Je sais pas. Si c’est un préjugé, ça ne m’affecte pas. Il y avait juste un temps une idée un peu fausse sur ma personne plus que sur mon écriture, que j’ai vue revenir dans deux, trois articles, où il était dit que j’étais un jeune bourgeois. Et qu’il était très probable que ma vie avait été bourgeoise. Et ça, cela m’a un petit peu heurté parce que c’est pas du tout le cas. Et donc je pense aussi que Passeport était une sorte de réponse, mais pas uniquement, et m’a permis de mettre les points sur les i avec le fait que j’étais clairement de gauche.
Le Magduciné – Votre lieu ou outil intime pour ne jamais être dans l’ennui ?
Un lieu, non. C’est au contraire de se laisser porter. On va dire que je vais jamais dire non à une aventure, à partir du moment où cette aventure reste dans les limites de la sécurité, de la légalité. Je serai toujours partant pour essayer quelque chose de nouveau et pour aller vers du nouveau, un nouveau pays, de nouvelles cultures, rencontrer quelqu’un. J’aurai envie de comprendre quelle est son histoire, qu’est-ce qui s’est passé. Et c’est cette soif permanente de nouveauté qui aussi me fait contrer l’ennui.
Le Magduciné – Où avez-vous la sensation d’être le plus authentique ?
Avec mes amis.
Le Magduciné – Quelle vertu placez-vous au-delà de la franchise et de la vérité ?

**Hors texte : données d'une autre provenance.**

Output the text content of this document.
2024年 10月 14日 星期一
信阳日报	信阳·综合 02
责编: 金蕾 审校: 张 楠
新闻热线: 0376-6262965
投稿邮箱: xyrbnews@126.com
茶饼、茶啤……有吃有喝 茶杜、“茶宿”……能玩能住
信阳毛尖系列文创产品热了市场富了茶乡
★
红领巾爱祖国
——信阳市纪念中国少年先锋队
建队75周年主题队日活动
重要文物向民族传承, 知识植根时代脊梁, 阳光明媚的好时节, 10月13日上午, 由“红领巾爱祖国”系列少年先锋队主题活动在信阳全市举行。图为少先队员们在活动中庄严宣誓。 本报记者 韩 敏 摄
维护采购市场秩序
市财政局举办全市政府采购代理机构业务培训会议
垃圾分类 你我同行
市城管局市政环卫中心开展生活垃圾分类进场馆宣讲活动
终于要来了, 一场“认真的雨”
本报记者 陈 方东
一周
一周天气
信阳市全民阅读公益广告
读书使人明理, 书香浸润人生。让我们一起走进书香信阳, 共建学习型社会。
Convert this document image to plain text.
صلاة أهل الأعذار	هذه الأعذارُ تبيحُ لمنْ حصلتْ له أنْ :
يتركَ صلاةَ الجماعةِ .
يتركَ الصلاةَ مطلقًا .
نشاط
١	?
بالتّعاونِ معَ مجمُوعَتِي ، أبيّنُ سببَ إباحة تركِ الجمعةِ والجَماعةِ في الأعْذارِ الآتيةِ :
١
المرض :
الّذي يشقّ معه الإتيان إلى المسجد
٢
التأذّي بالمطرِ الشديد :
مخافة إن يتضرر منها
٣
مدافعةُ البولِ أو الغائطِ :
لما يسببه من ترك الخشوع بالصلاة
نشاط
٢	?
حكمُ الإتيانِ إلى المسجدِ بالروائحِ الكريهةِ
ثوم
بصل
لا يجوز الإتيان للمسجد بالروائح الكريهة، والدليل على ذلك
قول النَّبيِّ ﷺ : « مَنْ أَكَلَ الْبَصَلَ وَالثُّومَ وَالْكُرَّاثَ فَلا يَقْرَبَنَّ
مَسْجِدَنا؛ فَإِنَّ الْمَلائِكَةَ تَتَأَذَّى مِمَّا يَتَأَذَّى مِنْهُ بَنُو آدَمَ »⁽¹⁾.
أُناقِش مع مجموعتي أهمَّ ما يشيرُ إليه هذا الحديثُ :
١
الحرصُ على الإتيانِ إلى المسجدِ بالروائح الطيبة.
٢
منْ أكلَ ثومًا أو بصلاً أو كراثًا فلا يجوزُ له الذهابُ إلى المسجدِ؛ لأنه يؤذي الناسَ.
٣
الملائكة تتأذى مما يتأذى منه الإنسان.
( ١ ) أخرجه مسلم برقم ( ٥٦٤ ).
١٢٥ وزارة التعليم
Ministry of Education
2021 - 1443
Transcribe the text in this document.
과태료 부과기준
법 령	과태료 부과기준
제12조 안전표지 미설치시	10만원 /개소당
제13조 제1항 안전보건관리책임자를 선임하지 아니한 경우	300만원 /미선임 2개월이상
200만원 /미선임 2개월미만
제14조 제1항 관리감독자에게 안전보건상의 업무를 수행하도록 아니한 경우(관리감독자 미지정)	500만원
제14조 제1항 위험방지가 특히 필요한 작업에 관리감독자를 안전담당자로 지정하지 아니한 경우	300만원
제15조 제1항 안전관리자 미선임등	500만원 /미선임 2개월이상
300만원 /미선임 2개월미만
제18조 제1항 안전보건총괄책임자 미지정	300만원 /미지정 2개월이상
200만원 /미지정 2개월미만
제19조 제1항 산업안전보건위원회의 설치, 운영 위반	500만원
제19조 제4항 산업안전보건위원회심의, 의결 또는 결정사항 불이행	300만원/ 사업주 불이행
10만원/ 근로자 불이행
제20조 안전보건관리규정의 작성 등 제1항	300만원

Je dirais la curiosité ou l’altruisme.
Le Magduciné – La vie : un compromis permanent ou une intransigeance perpétuelle ?
Je dis souvent qu’il n’y a pas de succès sans compromis. Je pense que lorsqu’on veut avancer, on est obligé de faire des compromis. Il y a toujours des compromis dans la vie, mais ce n’est pas quelque chose qui doit être une souffrance. Ça fait partie du jeu de l’existence. Et cela dépend de ce qu’on veut obtenir et où l’on veut aller. Si on veut aller de l’avant, il faut être capable de compromis.
Le Magduciné – Comment imaginez-vous votre vie si, au lieu de gagner des Molières et faire exister vos pièces, vous aviez perdu ?
Une vie sans aucune victoire, c’est un peu difficile. Tout dépend de ce qu’on considère être une victoire et à partir de quel moment on est satisfait. Gagner sa vie, c’est déjà une victoire. Vivre de son art, c’est une victoire. Faire les projets qui nous intéressent, c’est une victoire. Avoir un toit, c’est une victoire. Si j’avais pas eu tous ces Molières, je pense que j’aurais continué d’être comédien, peut-être aurais-je accepté des tournages que je n’ai pas forcément acceptés parce que j’étais en train de monter des trucs ailleurs. Et si je n’avais absolument pas réussi dans ce domaine-là, j’aurais fait quelque chose avec quand même un esprit d’entrepreneur. Il y a en moi une vraie volonté d’entreprendre.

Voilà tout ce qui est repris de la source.